No room for misquote there. Equally, Dawkins is admirably unequivocal about what it would take to sustain such a society:
It’s probably too strong to say the State should have the right to take children away from their parents”, the professor confides. “But I do think we, as humans in general, have got to look very carefully at the rights of parents – and whether parents really should have the right to indoctrinate their children.
Say what you like about the Church, but do you see anyone arguing that parents who bring their kids up in an atmosphere of militant atheism should have their kids seized by the State ? Then again, these folks probably don’t have the reserves of faith that Dawkins has. Sure, Dawkins may jeeringly point out contradictions in the Bible, but look how he body swerves around the murderous savagery of socialism (both national and international). Wasn’t science supposed to be the slaying of a beautiful hypothesis by an ugly fact ? Here are 150 million of them (and counting) but religion is still the root of all evil.
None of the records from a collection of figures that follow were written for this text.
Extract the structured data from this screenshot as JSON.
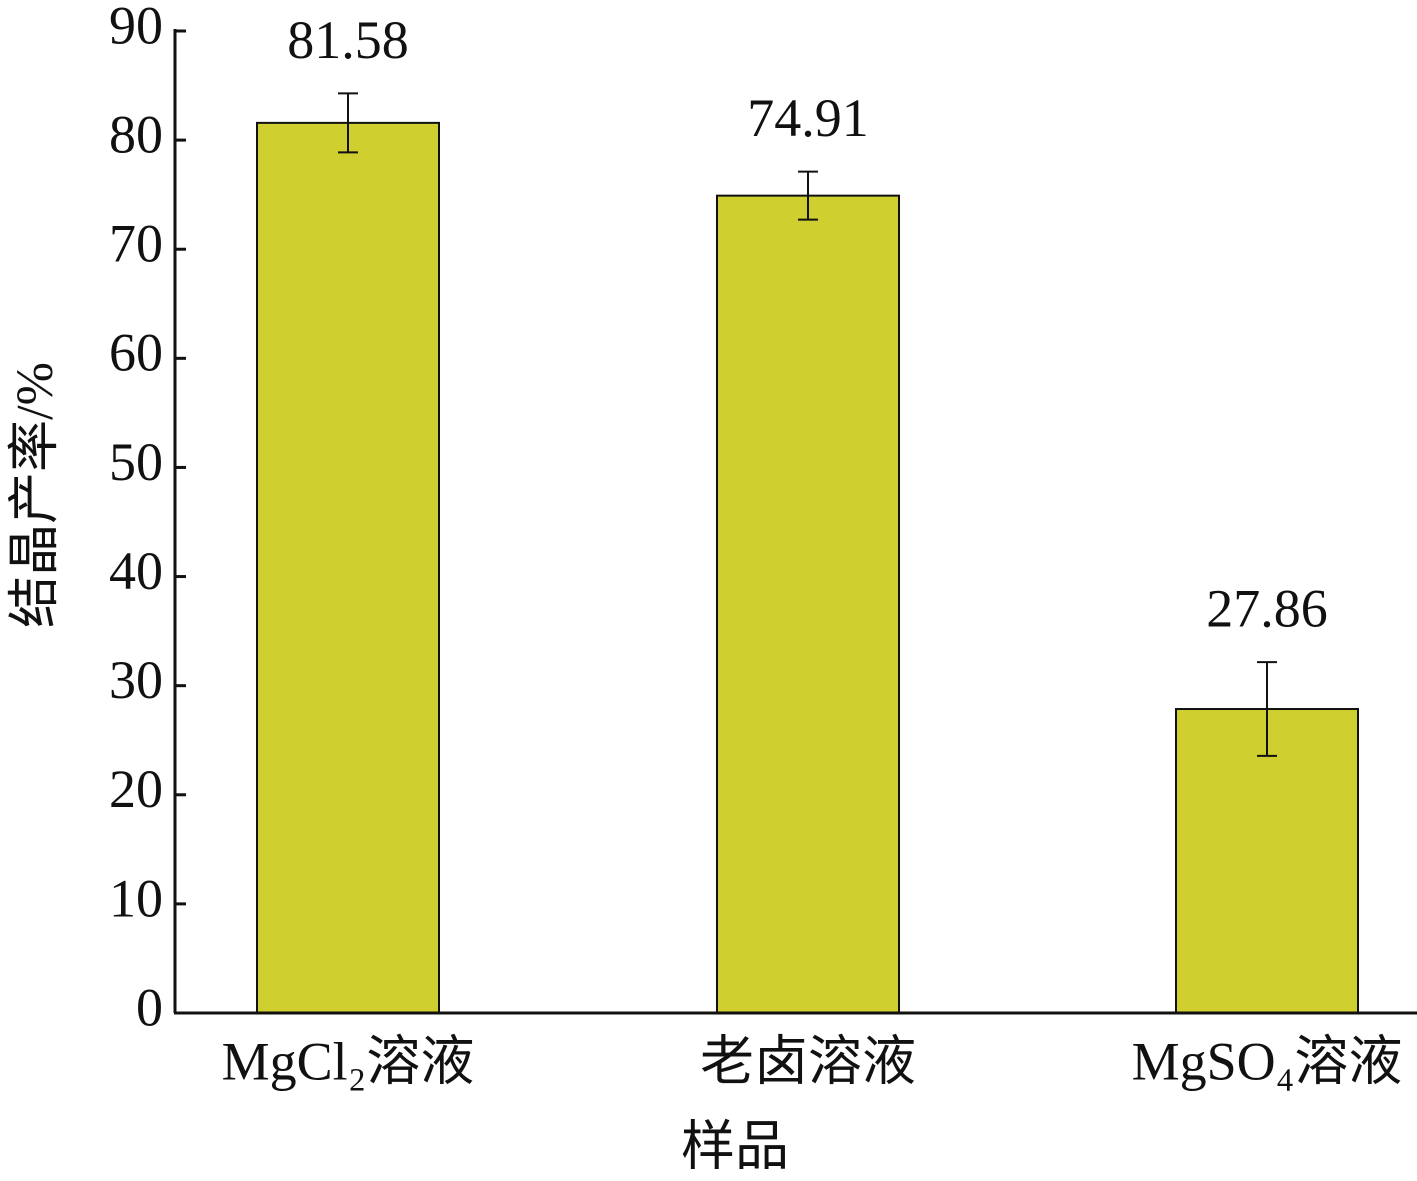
{
  "chart_data": {
    "type": "bar",
    "xlabel": "样品",
    "ylabel": "结晶产率/%",
    "categories": [
      "MgCl₂溶液",
      "老卤溶液",
      "MgSO₄溶液"
    ],
    "values": [
      81.58,
      74.91,
      27.86
    ],
    "errors": [
      2.7,
      2.2,
      4.3
    ],
    "color": "#cfd02f",
    "ylim": [
      0,
      90
    ],
    "yticks": [
      0,
      10,
      20,
      30,
      40,
      50,
      60,
      70,
      80,
      90
    ],
    "grid": false
  }
}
Huh ?

For that matter, what evidence does Dawkins have for suggesting that serial killers just need a psychic oil change and a quick spray of mental WD-40 ? Where is the evidence that this kind of behaviour modification is actually possible ? Nowhere, but Dawkins has faith that it could happen, and the Right are pigs for not indulging him in his fantasy.

Dawkins’ maintains that all religions are equally evil – except when Catholicism is the evilest of them all - but how scientific is that ? Surely we can devise some metric of the damage caused by each faith ? Dawkins dare not ask that question. What makes a religion most dangerous is exactly what makes communism and Nazism so dangerous: collectivism – the very thing Dawkins’ ideology calls for. Why else is Dawkins so enraged by religion ? It surely can’t be because he genuinely feels that filthy rich, Oxbridge media stars are oppressed by farmers in Welsh hill villages. Nope – Dawkins doesn’t object to religion because the religious impose their agenda on people like him, but because it hinders people like him imposing their agenda on the religious. Dawkins is a fundamentalist of State power.

Dawkins' opposition is not just to the particulars of any one faith, or even religion itself, no, his vision is of a world stripped not just of faith but of the whole idea of objective morality itself. As he freely admits, Dawkins' World would be governed by an icy utilitarianism, to be decided, no doubt, by the suitably enlightened. Say what you like about him, but Dawkins’ vision of a world governed by philosopher kings ruling without any check or limit to their power sure stands up to what any traditional religions can offer as a vision of Hell.